# Can Anyone Find...



## KW Farms (Jun 21, 2008)

...A photo of *Old Mountain Farm Almond Joy* or know who owns her? Any info. would be awesome!


----------



## StaceyRosado (Oct 5, 2007)

did a quicky search and only found her daughter DAWNLAND CR CHOCK FULL O' NUTS here http://meadowsweetblue.webs.com/nigeriangoatherd.htm maybe they would have some info or try contacting Dawnland since they obviously owned her at one time


----------



## KW Farms (Jun 21, 2008)

Thanks Stacey. I also talked with Cheryle at Old Mountain and she said Dawnland had her at one point, then sold her and now she's deceased... so i'll have to check and see if they have a photo of her...Cheryle sent me one of her as a kid. I'm trying to find a pic of her udder.


----------



## CrazyAcre (Jan 7, 2010)

Hi there, 
I had Old Mountain Farm Almond Joy, and unfortunately she died on my watch..
It happened very quickly..

Anyway, I have looked for pictures of her udder, and I have not found any yet.. 
I will try my other pc to see if there is some on there.
I don't remember that much about it, I'm sorry, but she only had a single buck kid while here, that was wethered, she also came to me with her than 18 month old daughter who was still nursing.. So longevity there.. Her daughter has since gone onto another herd. And as far as I know her daughter has not yet freshened.

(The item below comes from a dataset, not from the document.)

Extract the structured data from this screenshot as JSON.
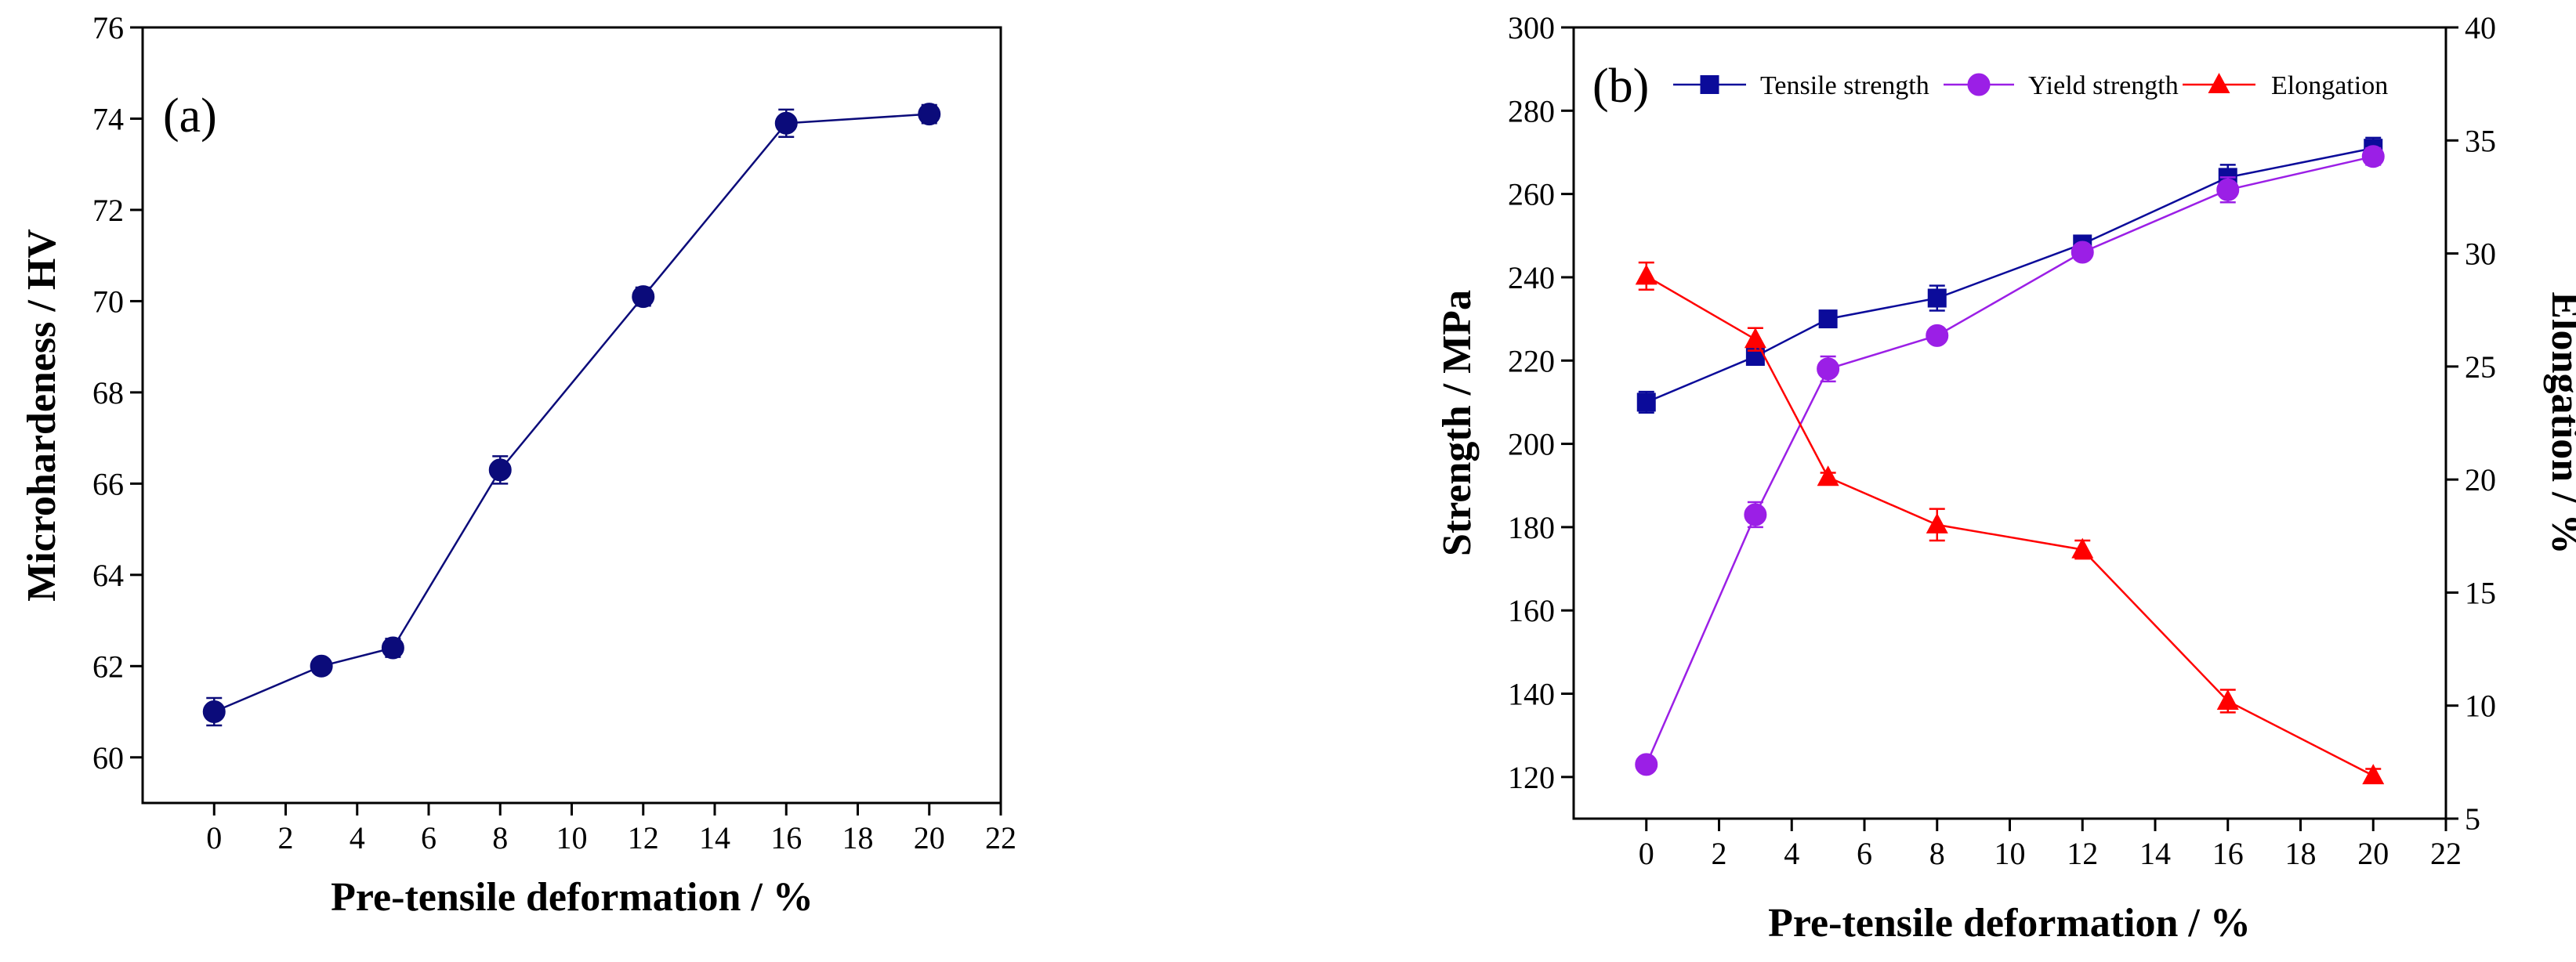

I do own her 1/2 sister out of her dam Hazelnut and Uproar, she will hopefully freshen this coming spring, and I can get a picture of her udder when she does..
Not sure if you have one of Joy's offspring or a relative whom you need the picture for..


----------



## KW Farms (Jun 21, 2008)

Barb, thanks for the reply! I really appreciate your help. I sent Dawnland an email to see if they have any info. on how they liked her udder. We'll see if they have any photos or info. If you run across any photos that would be awesome if you could email them to me. 

The reason i'm after a photo of her udder is...if all goes planned...I am purchasing Joy's full brother. He had been at a nice herd in Oregon for quite awhile and had produced some beautiful kids and from the udders I saw from a few of his daughters, I'm impressed, so the udder quality is there...it would just be nice to see his sister's udder so I can get a better idea of who I should breed him to. Didn't want to mention anything until the deal was finalized, but i'm going to pick him up on Thursday...so I'm pretty sure it's a done deal. 

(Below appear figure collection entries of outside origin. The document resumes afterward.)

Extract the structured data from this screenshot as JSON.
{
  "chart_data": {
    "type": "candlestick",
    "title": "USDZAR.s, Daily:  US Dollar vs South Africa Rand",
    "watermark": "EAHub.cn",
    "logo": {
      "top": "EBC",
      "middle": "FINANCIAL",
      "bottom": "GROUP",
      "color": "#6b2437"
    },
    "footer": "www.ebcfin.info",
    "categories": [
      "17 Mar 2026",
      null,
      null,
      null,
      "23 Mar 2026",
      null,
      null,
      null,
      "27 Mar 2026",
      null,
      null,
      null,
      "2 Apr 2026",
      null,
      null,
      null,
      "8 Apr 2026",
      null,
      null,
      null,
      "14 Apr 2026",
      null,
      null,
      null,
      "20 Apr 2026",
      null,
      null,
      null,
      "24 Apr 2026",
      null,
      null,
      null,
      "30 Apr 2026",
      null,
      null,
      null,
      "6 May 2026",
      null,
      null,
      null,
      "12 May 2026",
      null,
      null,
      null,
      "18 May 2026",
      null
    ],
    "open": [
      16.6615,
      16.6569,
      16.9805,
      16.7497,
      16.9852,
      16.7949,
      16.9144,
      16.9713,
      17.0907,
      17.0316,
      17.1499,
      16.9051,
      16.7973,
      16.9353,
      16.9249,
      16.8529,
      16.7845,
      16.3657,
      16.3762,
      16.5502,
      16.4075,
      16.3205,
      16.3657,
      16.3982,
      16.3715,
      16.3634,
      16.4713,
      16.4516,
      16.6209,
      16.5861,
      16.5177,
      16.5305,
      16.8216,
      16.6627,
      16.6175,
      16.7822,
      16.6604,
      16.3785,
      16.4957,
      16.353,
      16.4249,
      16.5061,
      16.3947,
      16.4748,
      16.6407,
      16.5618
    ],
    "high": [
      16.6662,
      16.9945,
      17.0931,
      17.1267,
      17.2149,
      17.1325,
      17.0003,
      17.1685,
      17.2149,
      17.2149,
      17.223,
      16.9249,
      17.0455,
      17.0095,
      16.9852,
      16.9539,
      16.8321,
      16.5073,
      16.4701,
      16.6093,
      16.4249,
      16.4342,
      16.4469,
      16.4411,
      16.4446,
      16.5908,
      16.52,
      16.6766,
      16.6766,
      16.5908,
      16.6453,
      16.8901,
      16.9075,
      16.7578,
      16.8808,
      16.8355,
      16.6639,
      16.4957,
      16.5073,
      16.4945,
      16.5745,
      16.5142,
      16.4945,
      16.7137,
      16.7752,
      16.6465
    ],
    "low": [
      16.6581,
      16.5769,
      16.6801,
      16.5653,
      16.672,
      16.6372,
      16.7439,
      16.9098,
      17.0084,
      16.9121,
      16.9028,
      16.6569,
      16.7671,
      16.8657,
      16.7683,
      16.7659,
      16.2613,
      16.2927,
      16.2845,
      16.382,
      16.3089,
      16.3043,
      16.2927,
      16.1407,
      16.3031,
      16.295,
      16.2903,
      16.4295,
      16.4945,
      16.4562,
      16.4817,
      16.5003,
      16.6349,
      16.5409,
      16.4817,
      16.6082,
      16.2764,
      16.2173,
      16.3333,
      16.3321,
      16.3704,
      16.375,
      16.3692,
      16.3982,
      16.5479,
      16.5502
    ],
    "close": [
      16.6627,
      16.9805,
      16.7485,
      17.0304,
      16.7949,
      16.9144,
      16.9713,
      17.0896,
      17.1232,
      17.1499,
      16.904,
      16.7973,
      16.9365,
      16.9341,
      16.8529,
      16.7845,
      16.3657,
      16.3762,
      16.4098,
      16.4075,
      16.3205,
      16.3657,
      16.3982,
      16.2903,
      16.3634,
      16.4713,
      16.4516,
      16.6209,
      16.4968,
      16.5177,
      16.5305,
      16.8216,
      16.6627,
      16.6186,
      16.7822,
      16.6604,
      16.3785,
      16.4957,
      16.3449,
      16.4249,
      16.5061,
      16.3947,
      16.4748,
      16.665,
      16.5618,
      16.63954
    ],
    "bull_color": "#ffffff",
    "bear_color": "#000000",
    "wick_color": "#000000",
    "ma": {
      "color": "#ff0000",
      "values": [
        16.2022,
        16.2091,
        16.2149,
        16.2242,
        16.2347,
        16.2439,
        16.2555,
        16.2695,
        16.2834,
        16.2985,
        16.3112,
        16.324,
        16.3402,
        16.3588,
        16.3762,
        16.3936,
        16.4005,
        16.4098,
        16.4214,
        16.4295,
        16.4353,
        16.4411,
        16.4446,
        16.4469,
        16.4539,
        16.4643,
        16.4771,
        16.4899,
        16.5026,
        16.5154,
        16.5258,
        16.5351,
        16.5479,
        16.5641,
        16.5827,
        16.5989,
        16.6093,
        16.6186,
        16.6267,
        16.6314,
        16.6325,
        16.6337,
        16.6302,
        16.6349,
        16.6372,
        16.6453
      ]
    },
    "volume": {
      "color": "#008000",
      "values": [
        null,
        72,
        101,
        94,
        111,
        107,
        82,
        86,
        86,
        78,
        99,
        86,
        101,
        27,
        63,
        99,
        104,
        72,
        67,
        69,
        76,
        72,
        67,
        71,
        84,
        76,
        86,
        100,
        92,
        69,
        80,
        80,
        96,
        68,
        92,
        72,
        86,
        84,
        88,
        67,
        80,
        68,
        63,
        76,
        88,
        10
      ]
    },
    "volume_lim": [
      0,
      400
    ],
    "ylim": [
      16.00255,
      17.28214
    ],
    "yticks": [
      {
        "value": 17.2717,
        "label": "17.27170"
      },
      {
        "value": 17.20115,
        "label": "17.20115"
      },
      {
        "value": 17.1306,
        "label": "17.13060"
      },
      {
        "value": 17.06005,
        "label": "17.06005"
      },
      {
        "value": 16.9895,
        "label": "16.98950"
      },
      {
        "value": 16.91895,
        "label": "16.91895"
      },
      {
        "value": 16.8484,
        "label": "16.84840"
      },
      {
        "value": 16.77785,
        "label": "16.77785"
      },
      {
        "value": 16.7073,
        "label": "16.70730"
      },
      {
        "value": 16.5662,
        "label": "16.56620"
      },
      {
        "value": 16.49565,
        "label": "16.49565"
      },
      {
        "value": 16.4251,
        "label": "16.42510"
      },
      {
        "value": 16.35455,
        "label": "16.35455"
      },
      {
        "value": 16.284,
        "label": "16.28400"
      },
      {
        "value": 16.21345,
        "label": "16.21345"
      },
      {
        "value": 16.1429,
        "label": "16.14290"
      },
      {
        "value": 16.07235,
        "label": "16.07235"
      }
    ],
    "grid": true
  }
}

Anywho, i'm pretty excited to add him to the herd...i'll start a new thread when I get him home.


----------



## TinyHoovesRanch (Jan 16, 2010)

Congrats Kylee!!!


----------



## meadowsweetmama (Nov 24, 2010)

Hi I didn't have the pleasure of knowing Joy but I do know she was a VERY heavy milker. Her daughter Dawnland Chock Full O" Nuts is a lovely broken red and is also a fairly heavy milker. Her 2011 daughter has a lot of potential I think. We are growing her up now and has a very similar body type. Do you have kids by Joy or her progeny??


----------